Max Verstappen gewinnt zum ersten Mal den Grand Prix der USA. Der Niederländer siegt im Red Bull vor Lewis Hamilton im Mercedes und baut seinen Vorsprung als WM-Leader aus.
Lange haben sie gegenseitigen Respekt versichert. Die Achtung vor den Leistungen des anderen heben Max Verstappen und Lewis Hamilton nach wie vor hervor, der Niederländer spricht von professionellem Umgang im Titelduell. So richtig grün sind sich der Fahrer im blauen Auto und sein Rivale im schwarzen Wagen allerdings nicht mehr. Die Kollisionen in den Grands Prix von Grossbritannien und Italien haben nicht nur an den Autos Spuren hinterlassen.
Die Protagonisten und mit ihnen die Crew-Mitglieder sind dünnhäutiger geworden. Die Mitglieder der beiden Lager beäugen und kontrollieren sich gegenseitig, Veränderungen beziehungsweise neue Komponenten an den Autos bringen Fragen nach der Legalität an die Adresse der zuständigen Kommission des Internationalen Automobilverbandes mit sich. Es ist nicht allein die Sorge um mögliche reglementswidrig geschaffene Wettbewerbsvorteile der Konkurrenz. Stetig lockt auch der Versuch der Destabilisierung des Gegners.
Der verbale Ausrutscher
Das Duell auf Augenhöhe fordert seinen Tribut. Mit Ruhe ist nicht mehr, ab und zu bleiben auch Besonnenheit und Verhaltenskodex auf der Strecke. Der Zweikampf ist nicht mehr ausschliesslich auf der Rennpiste Programm. Verstappens verbaler Ausrutscher am Freitag während der zweiten Trainingsstunde ist ein weiteres Beispiel dafür. Einen «dummen Idioten» hat er Hamilton nach einem unnötigen Rad-an-Rad-Duell genannt und ihm danach den Mittelfinger gezeigt.

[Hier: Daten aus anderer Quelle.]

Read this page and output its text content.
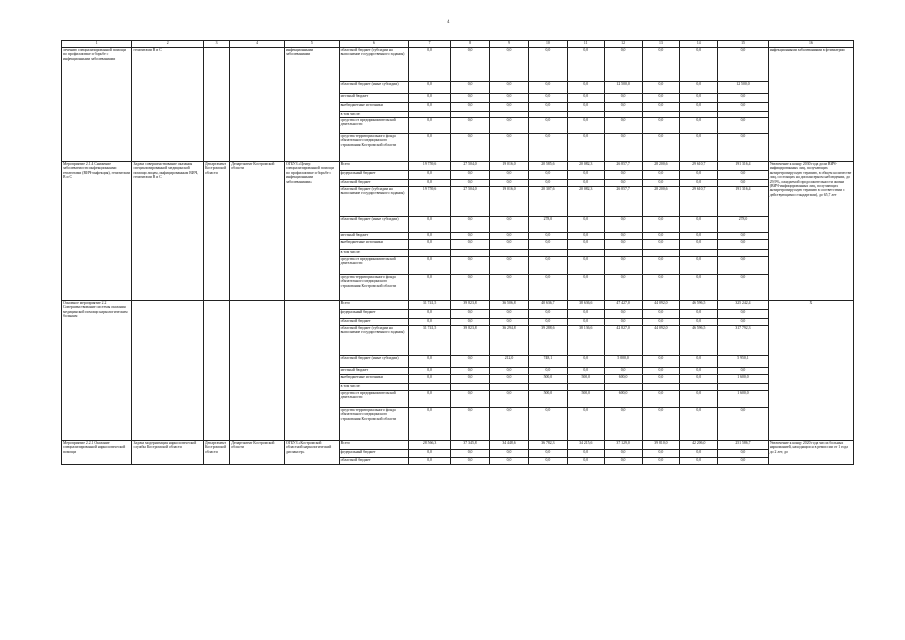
4
1	2	3	4	5	6	7	8	9	10	11	12	13	14	15	16
лечению специализированной помощи по профилактике и борьбе с инфекционными заболеваниями	гепатитами В и С			инфекционными заболеваниями	областной бюджет (субсидии на выполнение государственного задания)	0,0	0,0	0,0	0,0	0,0	0,0	0,0	0,0	0,0	инфекционными заболеваниями в фтизиатрии
					областной бюджет (иные субсидии)	0,0	0,0	0,0	0,0	0,0	12 500,0	0,0	0,0	12 500,0	
					местный бюджет	0,0	0,0	0,0	0,0	0,0	0,0	0,0	0,0	0,0	
					внебюджетные источники	0,0	0,0	0,0	0,0	0,0	0,0	0,0	0,0	0,0	
					в том числе:										
					средства от предпринимательской деятельности	0,0	0,0	0,0	0,0	0,0	0,0	0,0	0,0	0,0	
					средства территориального фонда обязательного медицинского страхования Костромской области	0,0	0,0	0,0	0,0	0,0	0,0	0,0	0,0	0,0	
Мероприятие 2.1.4 Снижение заболеваемости инфекционными гепатитами (ВИЧ-инфекция), гепатитами В и С	Задача совершенствование оказания специализированной медицинской помощи лицам, инфицированным ВИЧ, гепатитами В и С	Департамент Костромской области	Департамент Костромской области	ОГБУЗ «Центр специализированной помощи по профилактике и борьбе с инфекционными заболеваниями»	Всего	19 759,6	27 504,0	19 016,0	20 585,6	20 082,3	26 857,7	28 200,6	29 610,7	191 316,4	Увеличение к концу 2030 года доли ВИЧ-инфицированных лиц, получающих антиретровирусную терапию, в общем количестве лиц, состоящих на диспансерном наблюдении, до 29,9%, ожидаемой продолжительности жизни (ВИЧ-инфицированных лиц, получающих антиретровирусную терапию в соответствии с действующими стандартами), до 65,7 лет
					федеральный бюджет	0,0	0,0	0,0	0,0	0,0	0,0	0,0	0,0	0,0	
					областной бюджет	0,0	0,0	0,0	0,0	0,0	0,0	0,0	0,0	0,0	
					областной бюджет (субсидии на выполнение государственного задания)	19 759,6	27 504,0	19 016,0	20 307,6	20 082,3	26 857,7	28 200,6	29 610,7	191 316,4	
					областной бюджет (иные субсидии)	0,0	0,0	0,0	278,0	0,0	0,0	0,0	0,0	278,0	
					местный бюджет	0,0	0,0	0,0	0,0	0,0	0,0	0,0	0,0	0,0	
					внебюджетные источники	0,0	0,0	0,0	0,0	0,0	0,0	0,0	0,0	0,0	
					в том числе:										
					средства от предпринимательской деятельности	0,0	0,0	0,0	0,0	0,0	0,0	0,0	0,0	0,0	
					средства территориального фонда обязательного медицинского страхования Костромской области	0,0	0,0	0,0	0,0	0,0	0,0	0,0	0,0	0,0	
Основное мероприятие 2.2 Совершенствование системы оказания медицинской помощи наркологическим больным					Всего	31 741,5	39 823,8	36 506,8	40 636,7	38 636,6	47 427,0	44 092,0	46 596,5	325 242,4	Х
					федеральный бюджет	0,0	0,0	0,0	0,0	0,0	0,0	0,0	0,0	0,0	
					областной бюджет	0,0	0,0	0,0	0,0	0,0	0,0	0,0	0,0	0,0	
					областной бюджет (субсидии на выполнение государственного задания)	31 741,5	39 823,8	36 294,8	39 288,6	38 136,6	42 827,0	44 092,0	46 596,5	317 792,3	
					областной бюджет (иные субсидии)	0,0	0,0	212,0	748,1	0,0	5 000,0	0,0	0,0	5 950,1	
					местный бюджет	0,0	0,0	0,0	0,0	0,0	0,0	0,0	0,0	0,0	
					внебюджетные источники	0,0	0,0	0,0	500,0	500,0	600,0	0,0	0,0	1 600,0	
					в том числе:										
					средства от предпринимательской деятельности	0,0	0,0	0,0	500,0	500,0	600,0	0,0	0,0	1 600,0	
					средства территориального фонда обязательного медицинского страхования Костромской области	0,0	0,0	0,0	0,0	0,0	0,0	0,0	0,0	0,0	
Мероприятие 2.2.1 Оказание специализированной наркологической помощи	Задача модернизация наркологической службы Костромской области	Департамент Костромской области	Департамент Костромской области	ОГБУЗ «Костромской областной наркологический диспансер»	Всего	28 566,3	37 345,8	34 448,6	36 782,3	34 215,6	37 129,0	39 810,0	42 206,0	251 586,7	Увеличение к концу 2020 года числа больных наркоманией, находящихся в ремиссии от 1 года до 2 лет, до
					федеральный бюджет	0,0	0,0	0,0	0,0	0,0	0,0	0,0	0,0	0,0	
					областной бюджет	0,0	0,0	0,0	0,0	0,0	0,0	0,0	0,0	0,0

Die Scharmützel wird es bis zu einer Entscheidung in diesem faszinierenden Titelkampf geben, womöglich also bis hin zum Saisonabschluss Mitte Dezember in Abu Dhabi. Die Prognose, dass der Weltmeister zum ersten Mal seit fünf Jahren erst im Finale gekürt wird, ist nicht allzu gewagt. Zu gross ist die Ausgeglichenheit bisher, zu zahlreich sind die (fünf) Wechsel an der Spitze der Gesamtwertung und zu gering der Punkteabstand.
Ein einziges Mal hatte das Pendel bisher einen starken Ausschlag gezeigt. Anfang Juli, nach dem Grand Prix von Österreich, lag Verstappen als WM-Leader 32 Punkte vor Hamilton. Es war schon von einer Trendwende die Rede, von einem möglichen Ende der seit sieben Jahren und dem Beginn des Hybrid-Zeitalters dauernden Dominanz des Teams Mercedes.
Die Stimmen verstummten umgehend wieder. Der Abstand von 32 Punkten war eine Momentaufnahme. Der auf 12 Punkte verdoppelte Vorsprung, mit dem der Niederländer seit Sonntag vor Hamilton liegt, stellen seither die grösste Differenz zwischen den beiden dar.
Die schrittweise Umkehr
In Austin steht Verstappen nach einem Grand-Prix-Wochenende als Sieger da, das für die Roten Bullen vorerst nichts Gutes versprochen hat, in dessen Verlauf er und sein Team aber die Vorteile schrittweise auf ihre Seite gezogen haben. Aus einer knappen Sekunde Rückstand im ersten Training hatte Verstappen im Qualifying einen Vorsprung von zwei Zehnteln gemacht.
Mit der Eroberung der Pole-Position hatte Verstappen die Basis zum ersten Sieg auf dem Circuit of the Americas gelegt – auf einem Terrain, das bisher Hoheitsgebiet der Equipe Mercedes war. Seit Beginn der Hybrid-Ära vor sieben Jahren hatten die Weltmeister mit Ausnahme von 2018, als Kimi Räikkönen im Ferrari dominierte, alle Rennen gewonnen.
Verstappen musste beim reibungslos verlaufenen Start zwar Hamilton passieren lassen, eroberte die Führung im Zuge der ersten Boxenstopps aber wieder zurück und blieb danach auf dem Weg zum achten Saisonsieg in jedem Moment souverän, auch wenn Hamilton in der Schlussphase noch aufzuschliessen vermochte.
Der Niederländer brach in Austin in die Phalanx von Mercedes auf eine Weise ein, die Respekt und Achtung verdient. Wohl auch von Rivale Hamilton.